Géopolitis: Planète B [Images imago / Future Image International]
Planète B / Geopolitis / 25 min. / le 1 novembre 2020
Avec la montée des océans, les espèces qui disparaissent, les ressources qui se raréfient, se pose la question de l’avenir de l’humanité sur la Terre. Mais l'espoir de trouver ailleurs dans l'espace un autre lieu pour vivre est scientifiquement difficile à envisager.

Le réchauffement climatique pourrait atteindre 2,5 à 4 C degrés, selon une récente étude du Programme mondial de recherche sur le climat. Jusqu'à un million d'espèces animales ou végétales pourraient aussi disparaître, menaçant d'une nouvelle extinction de masse. Autant de perspectives qui font craindre pour l'avenir de l'humanité sur la planète.

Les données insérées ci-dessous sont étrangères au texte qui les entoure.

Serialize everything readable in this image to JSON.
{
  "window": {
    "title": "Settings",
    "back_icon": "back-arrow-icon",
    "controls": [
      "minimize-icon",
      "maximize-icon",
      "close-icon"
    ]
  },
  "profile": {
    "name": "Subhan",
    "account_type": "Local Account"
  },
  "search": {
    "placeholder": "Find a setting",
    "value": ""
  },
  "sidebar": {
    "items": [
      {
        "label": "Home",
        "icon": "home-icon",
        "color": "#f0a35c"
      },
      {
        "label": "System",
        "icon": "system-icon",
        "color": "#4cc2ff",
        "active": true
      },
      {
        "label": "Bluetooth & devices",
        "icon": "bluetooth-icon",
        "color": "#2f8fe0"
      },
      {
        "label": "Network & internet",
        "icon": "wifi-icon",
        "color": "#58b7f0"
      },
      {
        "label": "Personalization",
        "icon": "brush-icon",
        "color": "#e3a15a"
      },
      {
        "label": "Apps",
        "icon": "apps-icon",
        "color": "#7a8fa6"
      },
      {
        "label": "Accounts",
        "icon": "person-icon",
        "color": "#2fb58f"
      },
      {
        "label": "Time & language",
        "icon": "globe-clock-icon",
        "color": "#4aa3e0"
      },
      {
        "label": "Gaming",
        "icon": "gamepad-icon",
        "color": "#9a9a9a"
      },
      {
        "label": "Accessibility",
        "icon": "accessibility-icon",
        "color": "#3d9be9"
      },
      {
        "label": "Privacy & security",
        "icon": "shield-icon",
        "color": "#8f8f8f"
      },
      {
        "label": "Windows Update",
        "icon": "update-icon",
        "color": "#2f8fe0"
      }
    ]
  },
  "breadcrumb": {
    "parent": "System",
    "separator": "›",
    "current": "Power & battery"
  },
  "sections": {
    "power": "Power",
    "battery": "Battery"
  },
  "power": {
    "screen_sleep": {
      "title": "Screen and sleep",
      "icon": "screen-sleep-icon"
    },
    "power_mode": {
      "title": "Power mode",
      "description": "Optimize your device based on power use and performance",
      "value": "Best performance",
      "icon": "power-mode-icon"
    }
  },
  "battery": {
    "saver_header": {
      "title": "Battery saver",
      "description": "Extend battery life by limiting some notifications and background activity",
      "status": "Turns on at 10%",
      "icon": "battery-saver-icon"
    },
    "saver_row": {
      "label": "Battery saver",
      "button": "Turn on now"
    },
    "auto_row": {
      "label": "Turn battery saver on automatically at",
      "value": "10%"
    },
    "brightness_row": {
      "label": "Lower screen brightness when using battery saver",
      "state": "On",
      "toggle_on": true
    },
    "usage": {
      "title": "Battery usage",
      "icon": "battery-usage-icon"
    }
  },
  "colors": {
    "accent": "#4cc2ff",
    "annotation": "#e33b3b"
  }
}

Pour Michel Mayor, Prix Nobel de physique 2019 et invité de Géopolitis, il ne faut pas espérer pouvoir vivre durablement ailleurs dans l'espace. "Nous sommes liés à cette planète", explique cet astrophysicien, professeur honoraire de l'Université de Genève. Récompensé, avec son collègue Didier Queloz, pour la découverte de la première exoplanète en 1995, Michel Mayor insiste sur le fait que "les planètes extrasolaires sont tellement lointaines qu'il n'est pas question de les voir comme des plans B pour l'humanité".

Destination Mars

En janvier dernier, l'homme d'affaires Elon Musk précisait ses plans pour envoyer jusqu'à un million de personnes sur Mars d'ici 2050, dans le but de sauvegarder l'humanité. Il envisage d'utiliser une flotte de fusées pour transporter les colons et le matériel nécessaire à leur survie. Mais selon Michel Mayor, l'installation de l'homme sur d'autres planètes du système solaire n'est pas non plus une option réaliste. "Le pire des endroits sur Terre est un paradis comparé à Mars", explique-t-il. "Le sol martien n'est absolument pas approprié pour la croissance des plantes et il n'y a pas d'atmosphère."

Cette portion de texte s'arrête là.